This repo reproduces the results in "AutoGMM: Automatic Gaussian Mixture Modeling in Python" (https://arxiv.org/abs/1909.02688)
The algorithm is located in the branch of https://github.com/neurodata/graspy. So, first install graspy through github, then navigate to the autogmm branch usin the following commands:
git clone https://github.com/neurodata/graspy
cd graspy
git checkout autogmm
python3 setup.py install
or
git clone https://github.com/neurodata/graspy
cd graspy
git checkout autogmm
pip install -e .
The algorithm is located in graspy/graspy/cluster/autogmm.py. After autogmm is installed, you can run the scripts below.

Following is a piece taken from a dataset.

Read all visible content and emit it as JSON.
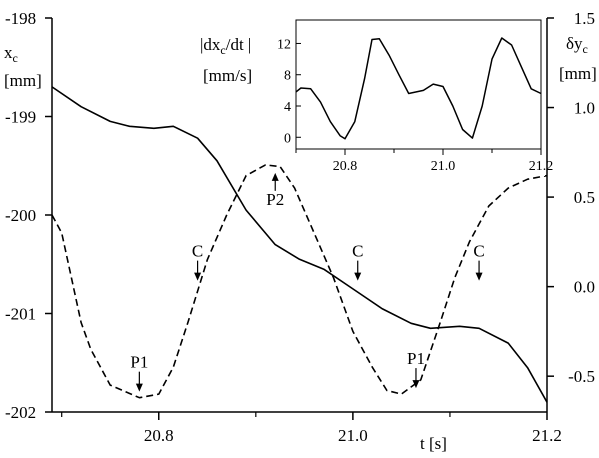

To run the R scripts, you will need to install R and the mclust library (we use version 5.4.2 in the paper). We recommend the RStudio IDE https://www.rstudio.com/. Users may need to "Set Working Directory" to "Source File Location," for the scripts to find find relative paths correctly.
These files reproduce Table 2, Figures 1-3, and Figure 5. They run the clustering algorithms on the complete datasets. Instructions within.
These files reproduce Figure 4. They run the clustering algorithms on the subsets of the data. Instructions within.
These files reproduce Figure 6. Instructions within.
brute_cluser_graspyclust.py - implementation of graspyclust
make_gmix.py - script that was used to make data/synthetic.csv
./data/ - contains the datasets that was used in the paper